One of the dramatic effects I’ve noticed is I finally know what being truly hungry feels like. I can differentiate between appetite and hunger. I used to think it was odd how people would turn down food when it’s offered to them. Either my hunger cues were so strong, or my lack of self control has made me absolutely unable to restrict my intake long enough to reduce my weight in a meaningful way. This drug is essentially turning down my hunger drive and now I get it when someone turns down food offered to them. It’s also given me control over what I eat since I don’t have those wild hunger pangs telling me to eat way too much or to eat the wrong thing. Feeling hungry was like this “emergency” that I had to resolve as quickly as possible.

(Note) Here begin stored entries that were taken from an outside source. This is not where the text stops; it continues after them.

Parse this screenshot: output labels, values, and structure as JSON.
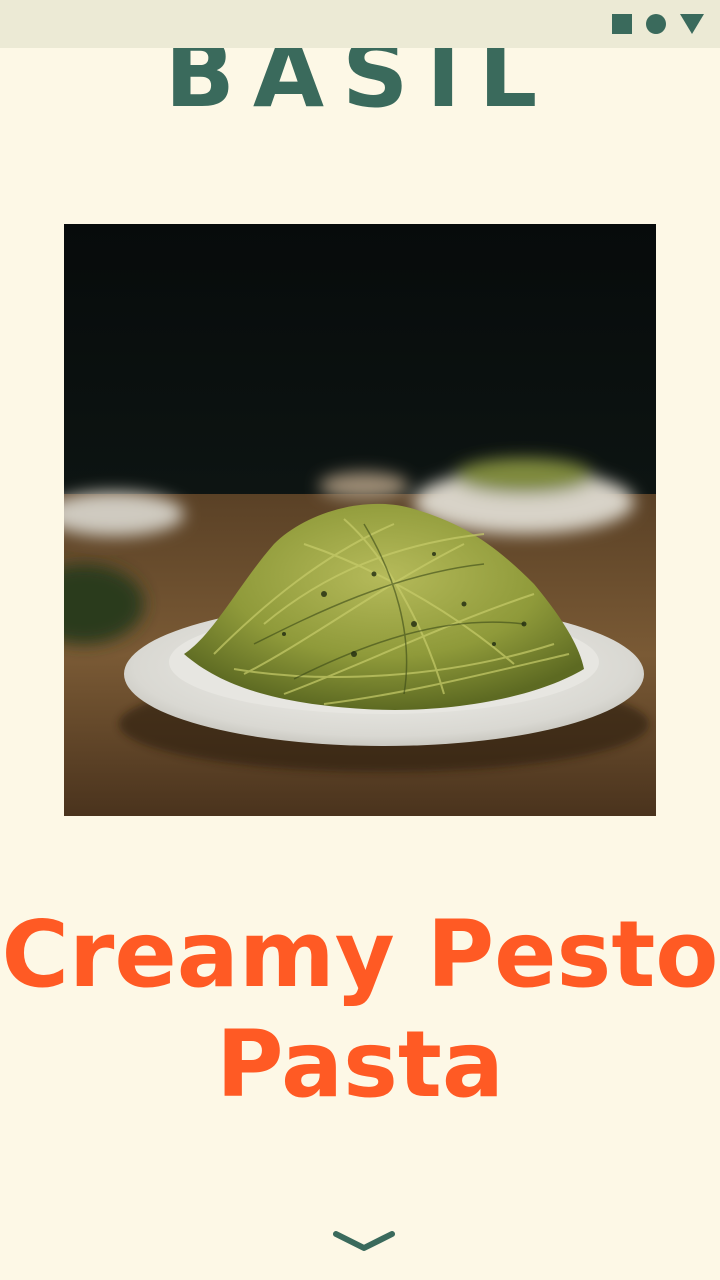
{
  "brand": {
    "title": "BASIL"
  },
  "status_bar": {
    "icons": [
      "square-icon",
      "circle-icon",
      "triangle-icon"
    ]
  },
  "recipe": {
    "title_line1": "Creamy Pesto",
    "title_line2": "Pasta"
  },
  "photo": {
    "alt": "Plate of pesto spaghetti on a wooden table"
  },
  "colors": {
    "brand": "#3a6a5c",
    "title": "#ff5a24",
    "background": "#fdf8e6",
    "status_bar": "#ecead5"
  },
  "scroll_hint": {
    "icon": "chevron-down-icon"
  }
}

I probably need to see a therapist that can help with my eating habits, and this has highlighted that for me.

The thing is that, at least as far as we know, these drugs don't have any direct effect on the brain. Any effect they have is apparently from adjusting hormone levels and possibly some metabolic effects.

It's also interesting that they were designed to treat diabetes then we also discovered they reduce hunger. My guess is that we may have assumed the cause-effect relationship is more straightforward than it actually is.

I also want to see what happens if we take the people who criticise us for relying on a drug instead of willpower/mental conditioning, then give them a drug that does the opposite of these ones. My guess is they'll overeat and get fat. Much like animals do in animal studies. Ignoring your body constantly telling you to eat is almost impossibly hard over the long term.

Humans have a tendency to assume that we have much more free will than any kind of scientific evidence tends to show.

In my experience, if you're going to use GLP-1 RA for weight loss, it needs to be part of a larger program of changes, including lifestyle changes. That you have to lead the charge on. The people that say losing weight on these means you gotta take it for the rest of your life, they're wrong. It eventually stops having that effect on you. It certainly makes the process of changing things a lot easier, and it buys you a lot of time to adopt those changes. But if you don't put in the mental work and reshape your lifestyle to this new body, you're going to have a bad time later regardless of if you're still on it or not.

I've taken various GLP-1 RA over a decade for glycemic management (I'm on Mounjaro now). They still work great for this. But I have to do the work to maintain my body, now.